I am trying to use yfinance
to download historical financial data. I created a function to grab the Adjusted Closing price for a list of tickers. However, the first item on the list (currently 'S&P 500') returns NaN values from 2000-01-03 to around 2015-04-30.
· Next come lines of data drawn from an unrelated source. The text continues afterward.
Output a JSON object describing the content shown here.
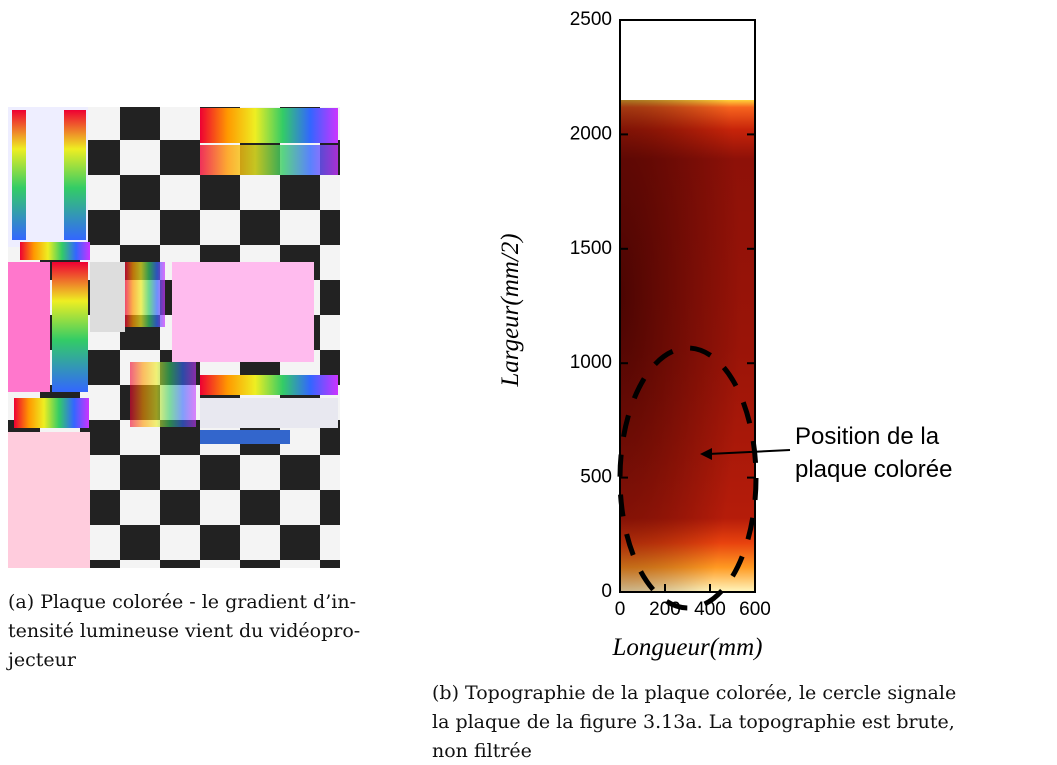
{
  "caption_a": [
    "(a) Plaque colorée - le gradient d’in-",
    "tensité lumineuse vient du vidéopro-",
    "jecteur"
  ],
  "chart_data": {
    "type": "heatmap",
    "xlabel": "Longueur(mm)",
    "ylabel": "Largeur(mm/2)",
    "xlim": [
      0,
      600
    ],
    "ylim": [
      0,
      2500
    ],
    "xticks": [
      0,
      200,
      400,
      600
    ],
    "yticks": [
      0,
      500,
      1000,
      1500,
      2000,
      2500
    ],
    "annotation": [
      "Position de la",
      "plaque colorée"
    ]
  },
  "caption_b": [
    "(b) Topographie de la plaque colorée, le cercle signale",
    "la plaque de la figure 3.13a. La topographie est brute,",
    "non filtrée"
  ]
}
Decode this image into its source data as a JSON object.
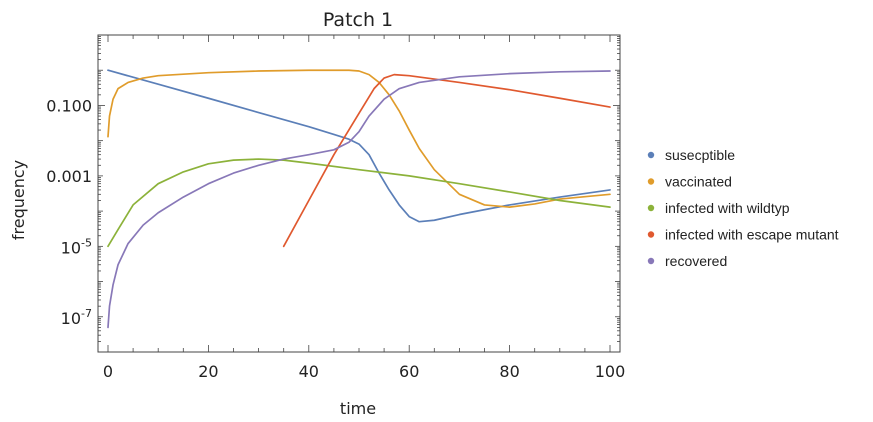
{
  "chart_data": {
    "type": "line",
    "title": "Patch 1",
    "xlabel": "time",
    "ylabel": "frequency",
    "xlim": [
      0,
      100
    ],
    "ylim": [
      1e-08,
      10
    ],
    "yscale": "log",
    "grid": false,
    "legend_position": "right",
    "x_ticks": [
      {
        "value": 0,
        "label": "0"
      },
      {
        "value": 20,
        "label": "20"
      },
      {
        "value": 40,
        "label": "40"
      },
      {
        "value": 60,
        "label": "60"
      },
      {
        "value": 80,
        "label": "80"
      },
      {
        "value": 100,
        "label": "100"
      }
    ],
    "y_ticks": [
      {
        "value": 1e-07,
        "base": "10",
        "exp": "-7",
        "label": ""
      },
      {
        "value": 1e-05,
        "base": "10",
        "exp": "-5",
        "label": ""
      },
      {
        "value": 0.001,
        "base": "",
        "exp": "",
        "label": "0.001"
      },
      {
        "value": 0.1,
        "base": "",
        "exp": "",
        "label": "0.100"
      }
    ],
    "series": [
      {
        "name": "susecptible",
        "color": "#5b7fb8",
        "points": [
          [
            0,
            1.0
          ],
          [
            10,
            0.4
          ],
          [
            20,
            0.16
          ],
          [
            30,
            0.063
          ],
          [
            40,
            0.025
          ],
          [
            45,
            0.015
          ],
          [
            48,
            0.011
          ],
          [
            50,
            0.008
          ],
          [
            52,
            0.004
          ],
          [
            54,
            0.0012
          ],
          [
            56,
            0.0004
          ],
          [
            58,
            0.00015
          ],
          [
            60,
            7e-05
          ],
          [
            62,
            5e-05
          ],
          [
            65,
            5.5e-05
          ],
          [
            70,
            8e-05
          ],
          [
            80,
            0.00015
          ],
          [
            90,
            0.00025
          ],
          [
            100,
            0.0004
          ]
        ]
      },
      {
        "name": "vaccinated",
        "color": "#e09c2b",
        "points": [
          [
            0,
            0.013
          ],
          [
            0.3,
            0.05
          ],
          [
            1,
            0.15
          ],
          [
            2,
            0.3
          ],
          [
            4,
            0.45
          ],
          [
            7,
            0.6
          ],
          [
            10,
            0.7
          ],
          [
            20,
            0.85
          ],
          [
            30,
            0.95
          ],
          [
            40,
            1.0
          ],
          [
            48,
            1.0
          ],
          [
            50,
            0.95
          ],
          [
            52,
            0.75
          ],
          [
            54,
            0.45
          ],
          [
            56,
            0.2
          ],
          [
            58,
            0.07
          ],
          [
            60,
            0.02
          ],
          [
            62,
            0.006
          ],
          [
            65,
            0.0015
          ],
          [
            70,
            0.0003
          ],
          [
            75,
            0.00015
          ],
          [
            80,
            0.00013
          ],
          [
            85,
            0.00016
          ],
          [
            90,
            0.00022
          ],
          [
            100,
            0.0003
          ]
        ]
      },
      {
        "name": "infected with wildtyp",
        "color": "#8cb23a",
        "points": [
          [
            0,
            1e-05
          ],
          [
            2,
            3e-05
          ],
          [
            5,
            0.00015
          ],
          [
            10,
            0.0006
          ],
          [
            15,
            0.0013
          ],
          [
            20,
            0.0022
          ],
          [
            25,
            0.0028
          ],
          [
            30,
            0.003
          ],
          [
            35,
            0.0028
          ],
          [
            40,
            0.0023
          ],
          [
            50,
            0.0015
          ],
          [
            60,
            0.001
          ],
          [
            70,
            0.0006
          ],
          [
            80,
            0.00035
          ],
          [
            90,
            0.0002
          ],
          [
            100,
            0.00013
          ]
        ]
      },
      {
        "name": "infected with escape mutant",
        "color": "#e0592f",
        "points": [
          [
            35,
            1e-05
          ],
          [
            40,
            0.0002
          ],
          [
            45,
            0.004
          ],
          [
            50,
            0.06
          ],
          [
            53,
            0.3
          ],
          [
            55,
            0.6
          ],
          [
            57,
            0.75
          ],
          [
            60,
            0.7
          ],
          [
            70,
            0.45
          ],
          [
            80,
            0.28
          ],
          [
            90,
            0.16
          ],
          [
            100,
            0.09
          ]
        ]
      },
      {
        "name": "recovered",
        "color": "#8878b8",
        "points": [
          [
            0,
            5e-08
          ],
          [
            0.3,
            2e-07
          ],
          [
            1,
            8e-07
          ],
          [
            2,
            3e-06
          ],
          [
            4,
            1.2e-05
          ],
          [
            7,
            4e-05
          ],
          [
            10,
            9e-05
          ],
          [
            15,
            0.00025
          ],
          [
            20,
            0.0006
          ],
          [
            25,
            0.0012
          ],
          [
            30,
            0.002
          ],
          [
            35,
            0.003
          ],
          [
            40,
            0.004
          ],
          [
            45,
            0.0055
          ],
          [
            48,
            0.009
          ],
          [
            50,
            0.018
          ],
          [
            52,
            0.05
          ],
          [
            55,
            0.15
          ],
          [
            58,
            0.3
          ],
          [
            62,
            0.45
          ],
          [
            70,
            0.65
          ],
          [
            80,
            0.8
          ],
          [
            90,
            0.9
          ],
          [
            100,
            0.95
          ]
        ]
      }
    ]
  }
}
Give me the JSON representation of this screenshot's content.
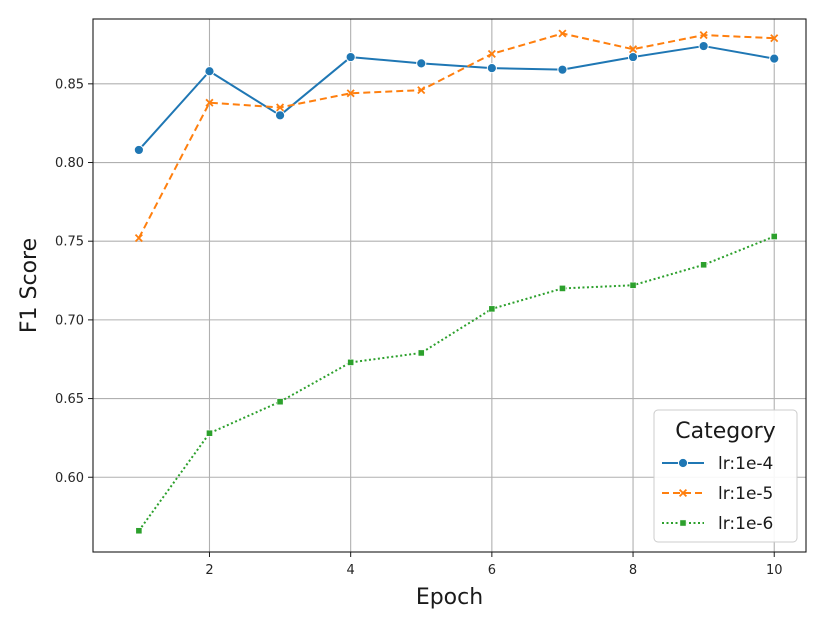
{
  "chart_data": {
    "type": "line",
    "title": "",
    "xlabel": "Epoch",
    "ylabel": "F1 Score",
    "x": [
      1,
      2,
      3,
      4,
      5,
      6,
      7,
      8,
      9,
      10
    ],
    "xlim": [
      0.35,
      10.45
    ],
    "ylim": [
      0.5525,
      0.8912
    ],
    "xticks": [
      2,
      4,
      6,
      8,
      10
    ],
    "xtick_labels": [
      "2",
      "4",
      "6",
      "8",
      "10"
    ],
    "yticks": [
      0.6,
      0.65,
      0.7,
      0.75,
      0.8,
      0.85
    ],
    "ytick_labels": [
      "0.60",
      "0.65",
      "0.70",
      "0.75",
      "0.80",
      "0.85"
    ],
    "grid": true,
    "legend": {
      "title": "Category",
      "placement": "lower-right"
    },
    "series": [
      {
        "name": "lr:1e-4",
        "color": "#1f77b4",
        "line_style": "solid",
        "marker": "circle",
        "values": [
          0.808,
          0.858,
          0.83,
          0.867,
          0.863,
          0.86,
          0.859,
          0.867,
          0.874,
          0.866
        ]
      },
      {
        "name": "lr:1e-5",
        "color": "#ff7f0e",
        "line_style": "dashed",
        "marker": "x",
        "values": [
          0.752,
          0.838,
          0.835,
          0.844,
          0.846,
          0.869,
          0.882,
          0.872,
          0.881,
          0.879
        ]
      },
      {
        "name": "lr:1e-6",
        "color": "#2ca02c",
        "line_style": "dotted",
        "marker": "square",
        "values": [
          0.566,
          0.628,
          0.648,
          0.673,
          0.679,
          0.707,
          0.72,
          0.722,
          0.735,
          0.753
        ]
      }
    ]
  }
}
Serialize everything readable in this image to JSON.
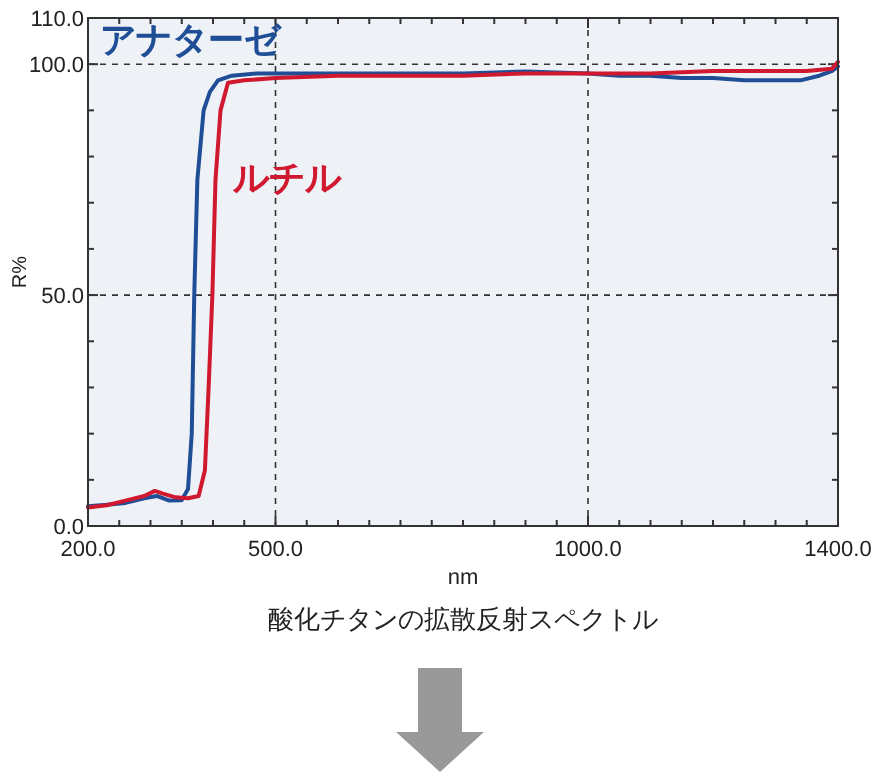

When I change tickers to just "S&P 500": "^GSPC" for example, there are no issues with the output. Am I doing something wrong that is causing the first item on the list not to return any values?
import yfinance as yf
import pandas as pd
import numpy as np
import matplotlib.pyplot as plt
from scipy.stats import norm
# 1. Define Parameters
tickers = {
"S&P 500": "^GSPC",
"Nasdaq": "^IXIC",
"Financials": "XLF",
"Technology": "XLK",
"Healthcare": "XLV",
"Energy": "XLE",
"Airlines": "JETS"
}
start_date = "2000-01-01"
end_date = "2022-12-31"
# 2. Fetch and Prepare Data
def fetch_data(tickers, start, end):
data = yf.download(list(tickers.values()), start=start, end=end)["Adj Close"]
data.columns = tickers.keys()
return data
market_data = fetch_data(tickers, start_date, end_date)
print(market_data)
market_data.to_csv("market_data.csv")
Output:
S&P 500 Nasdaq Financials Technology Healthcare \
Date
2000-01-03 NaN 13.962523 11.351282 41.629448 20.980349
2000-01-04 NaN 13.699696 10.855049 39.517487 20.504265
2000-01-05 NaN 14.061081 10.769754 38.930832 20.320322
2000-01-06 NaN 14.603155 11.242729 37.640156 20.385239
2000-01-07 NaN 14.759212 11.428815 38.297241 20.634104
There is nothing wrong with the data. The assumed problem is caused by data.columns = tickers.keys()
. The thing to realize is that yf.download
returns data with the columns sorted alphabetically:
data = (yf.download(list(tickers.values()),
start="2000-01-01",
end="2022-12-31")["Adj Close"]
.head()
)
Output:
Ticker JETS XLE XLF XLK XLV \
Date
2000-01-03 00:00:00+00:00 NaN 13.962521 11.351274 41.629471 20.980354
2000-01-04 00:00:00+00:00 NaN 13.699698 10.855047 39.517498 20.504265
2000-01-05 00:00:00+00:00 NaN 14.061077 10.769759 38.930836 20.320320
2000-01-06 00:00:00+00:00 NaN 14.603158 11.242724 37.640175 20.385246
2000-01-07 00:00:00+00:00 NaN 14.759203 11.428815 38.297245 20.634102
Ticker ^GSPC ^IXIC
Date
2000-01-03 00:00:00+00:00 1455.219971 4131.149902
2000-01-04 00:00:00+00:00 1399.420044 3901.689941
2000-01-05 00:00:00+00:00 1402.109985 3877.540039
2000-01-06 00:00:00+00:00 1403.449951 3727.129883
2000-01-07 00:00:00+00:00 1441.469971 3882.620117
I.e., tickers.keys()
overwrites the incorrect names. Use df.rename
instead, passing the reversed dictionary, and sort the columns if desired:
data = data.rename(columns={v: k for k, v in tickers.items()})
data = data[tickers.keys()]
data.columns
Index(['S&P 500', 'Nasdaq', 'Financials', 'Technology', 'Healthcare', 'Energy',
'Airlines'],
dtype='object', name='Ticker')
So, why is there no initial data for JETS ('Airlines')? Because the ETF has an inception date of 28 April 2015. It didn't yet exist.